When America Online initiated its unlimited usage pricing plan last month, customers expected to spend more time connected to the popular commercial online service. But many have found the plan has forced them to spend less time online.
Five such frustrated customers sued America Online in Superior Court in Los Angeles this week. They claim the new pricing plan has encouraged so much network usage that it is virtually impossible to log in, a situation that they say gives them anything but unlimited access.
"They have been selling this unlimited use, and they didn't plan to have sufficient hardware or software to handle the volume," said Louis M. Marlin, the Orange-based attorney who represents the disgruntled AOL customers. "People are paying for unlimited service and they're not getting unlimited service."
The 13-page suit asks that AOL be prevented from signing up new customers until it has upgraded its network to handle the increased demand. The plaintiffs have also asked for refunds and damages of at least $20 million.
In a statement released late Tuesday, the Dulles, Va.-based company said: "We expect to prevail in the class-action suit addressing member access to AOL."
Since customers were given the option of buying unlimited network access for $19.95 a month, AOL users have spent an average of 32 minutes online each day, more than twice as long as the daily average in September, said Tricia Primrose, a company spokeswoman. America Online has responded with an aggressive, $250-million plan to expand the network's capacity over the next five months, she said.
The plaintiffs--Richard Basch, Robert Friedland, Jeffrey Rayden and James Kranz of Los Angeles County and Jason Cartwright of San Diego County--contacted Marlin's law office over the weekend after being shut out of the computer network.
"One of them tried for an hour straight and could not get in, one of them tried 26 times and gave up, and another tried 32 times and gave up," Marlin said.

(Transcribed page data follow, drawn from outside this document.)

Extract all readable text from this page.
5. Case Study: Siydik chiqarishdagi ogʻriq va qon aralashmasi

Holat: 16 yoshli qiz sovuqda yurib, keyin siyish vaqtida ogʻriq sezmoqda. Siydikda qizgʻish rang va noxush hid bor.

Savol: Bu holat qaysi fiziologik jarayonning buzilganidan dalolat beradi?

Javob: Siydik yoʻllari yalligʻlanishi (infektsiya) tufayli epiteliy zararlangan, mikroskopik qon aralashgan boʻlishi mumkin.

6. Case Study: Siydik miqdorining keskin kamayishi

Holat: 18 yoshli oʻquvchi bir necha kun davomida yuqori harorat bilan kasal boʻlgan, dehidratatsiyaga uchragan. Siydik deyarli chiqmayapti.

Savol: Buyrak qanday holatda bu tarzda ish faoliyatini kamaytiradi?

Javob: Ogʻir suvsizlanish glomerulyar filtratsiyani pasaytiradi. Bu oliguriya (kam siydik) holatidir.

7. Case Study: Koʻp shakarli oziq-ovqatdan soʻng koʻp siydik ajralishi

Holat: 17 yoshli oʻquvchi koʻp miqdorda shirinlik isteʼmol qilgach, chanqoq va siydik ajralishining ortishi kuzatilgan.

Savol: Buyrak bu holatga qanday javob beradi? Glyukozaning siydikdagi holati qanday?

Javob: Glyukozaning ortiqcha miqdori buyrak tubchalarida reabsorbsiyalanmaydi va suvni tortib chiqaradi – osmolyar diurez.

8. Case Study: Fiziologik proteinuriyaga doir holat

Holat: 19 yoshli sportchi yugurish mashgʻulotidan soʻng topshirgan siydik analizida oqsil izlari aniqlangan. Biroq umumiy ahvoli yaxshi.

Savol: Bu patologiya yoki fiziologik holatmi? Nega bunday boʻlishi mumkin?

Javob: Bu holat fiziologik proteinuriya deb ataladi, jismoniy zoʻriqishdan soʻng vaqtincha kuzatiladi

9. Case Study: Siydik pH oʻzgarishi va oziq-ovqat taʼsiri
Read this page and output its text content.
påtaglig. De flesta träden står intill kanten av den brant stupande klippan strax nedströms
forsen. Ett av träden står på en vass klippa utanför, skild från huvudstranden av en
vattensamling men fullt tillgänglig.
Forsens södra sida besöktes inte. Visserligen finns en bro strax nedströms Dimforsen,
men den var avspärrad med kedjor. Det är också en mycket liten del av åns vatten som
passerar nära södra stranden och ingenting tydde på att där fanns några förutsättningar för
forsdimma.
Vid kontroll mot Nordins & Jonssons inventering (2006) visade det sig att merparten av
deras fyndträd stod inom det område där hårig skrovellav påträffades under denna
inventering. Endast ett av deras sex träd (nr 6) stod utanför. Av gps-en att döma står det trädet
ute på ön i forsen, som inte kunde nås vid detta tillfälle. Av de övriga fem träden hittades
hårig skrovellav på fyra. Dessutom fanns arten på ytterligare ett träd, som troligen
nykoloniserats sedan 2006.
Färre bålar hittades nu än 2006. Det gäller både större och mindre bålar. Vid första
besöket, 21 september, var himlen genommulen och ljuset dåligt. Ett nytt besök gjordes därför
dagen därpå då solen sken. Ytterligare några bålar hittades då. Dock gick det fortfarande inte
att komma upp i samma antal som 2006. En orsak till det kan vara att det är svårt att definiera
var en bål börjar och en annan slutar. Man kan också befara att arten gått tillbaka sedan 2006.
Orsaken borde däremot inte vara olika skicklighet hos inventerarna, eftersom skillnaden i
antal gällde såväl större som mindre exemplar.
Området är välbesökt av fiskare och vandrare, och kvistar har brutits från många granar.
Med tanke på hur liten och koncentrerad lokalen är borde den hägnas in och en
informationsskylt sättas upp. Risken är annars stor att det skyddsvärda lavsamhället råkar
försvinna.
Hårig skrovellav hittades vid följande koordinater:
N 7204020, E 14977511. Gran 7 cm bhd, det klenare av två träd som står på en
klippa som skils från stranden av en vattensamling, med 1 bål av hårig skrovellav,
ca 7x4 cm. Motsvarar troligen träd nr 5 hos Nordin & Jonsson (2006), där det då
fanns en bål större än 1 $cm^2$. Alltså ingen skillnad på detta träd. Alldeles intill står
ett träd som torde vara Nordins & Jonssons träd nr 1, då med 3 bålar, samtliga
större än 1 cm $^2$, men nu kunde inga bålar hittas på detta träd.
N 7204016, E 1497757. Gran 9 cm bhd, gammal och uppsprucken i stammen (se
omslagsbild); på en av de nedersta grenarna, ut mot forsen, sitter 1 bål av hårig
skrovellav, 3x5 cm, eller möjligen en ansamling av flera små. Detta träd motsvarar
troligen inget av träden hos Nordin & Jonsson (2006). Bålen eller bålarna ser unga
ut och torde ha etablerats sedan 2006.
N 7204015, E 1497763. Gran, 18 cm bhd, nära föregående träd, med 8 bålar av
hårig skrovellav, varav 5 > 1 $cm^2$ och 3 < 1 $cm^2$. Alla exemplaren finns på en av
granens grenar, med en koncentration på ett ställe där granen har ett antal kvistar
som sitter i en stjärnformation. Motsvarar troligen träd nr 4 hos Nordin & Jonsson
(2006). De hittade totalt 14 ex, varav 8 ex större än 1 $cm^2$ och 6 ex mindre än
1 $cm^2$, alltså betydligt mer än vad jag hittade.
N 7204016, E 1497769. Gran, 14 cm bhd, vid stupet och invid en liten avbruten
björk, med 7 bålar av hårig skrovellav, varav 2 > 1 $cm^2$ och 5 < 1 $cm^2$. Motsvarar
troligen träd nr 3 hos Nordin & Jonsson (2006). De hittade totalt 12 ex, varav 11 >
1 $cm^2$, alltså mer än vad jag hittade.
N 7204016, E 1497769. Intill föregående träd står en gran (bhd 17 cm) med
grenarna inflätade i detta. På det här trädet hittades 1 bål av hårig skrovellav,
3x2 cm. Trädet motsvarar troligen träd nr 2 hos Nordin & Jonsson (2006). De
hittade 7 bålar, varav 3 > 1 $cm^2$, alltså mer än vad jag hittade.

Marlin is seeking to have the suit certified as a class action, which would include all of AOL's 7 million customers. Another AOL user, Ezra Graber of Staten Island, sued the company on Monday in New York on similar grounds.
For the AOL customers to win their case, they would have to prove the company knew it could not handle the increased demand but advertised and sold the unlimited usage plan anyway, said Amelia Boss, a Temple University law professor who specializes in online issues.
"To knowingly offer a service that you know you cannot deliver is fraud in the classic sense," Boss said. "I think AOL can raise the argument that they didn't realize what the implications would be."
Primrose said AOL initiated the plan to lure new customers and boosted network capacity to meet an expected surge in demand. What the company didn't expect was an influx of new subscribers in October and November, which offset the network upgrades, she said.
Internet access providers such as AT&T; and Pacific Bell have popularized unlimited access plans and helped to contribute to an overload of the global computer network.
Southeastern Bell parent SBC Communications on Tuesday implemented a new technology to siphon off Internet traffic and relieve congestion on the phone network.
The technology could eventually be put to use in California, where Internet traffic is heaviest.
Some companies, like San Jose-based Netcom On-Line Communications, have abandoned pricing plans that offer unlimited network access. But Primrose said AOL is committed to its plan, and analysts said it would be premature to dump it after only six weeks.
The bigger problem for AOL is that fed-up customers could leave the service in droves, said Paul Saunders, a technology analyst with Van Kasper & Co. in San Francisco. That would be particularly harmful because the company has historically suffered from a high churn rate, he said.
AOL investors seemed unconcerned, bidding the company's stock up $1.50 to close at $39.50 a share in New York Stock Exchange trading.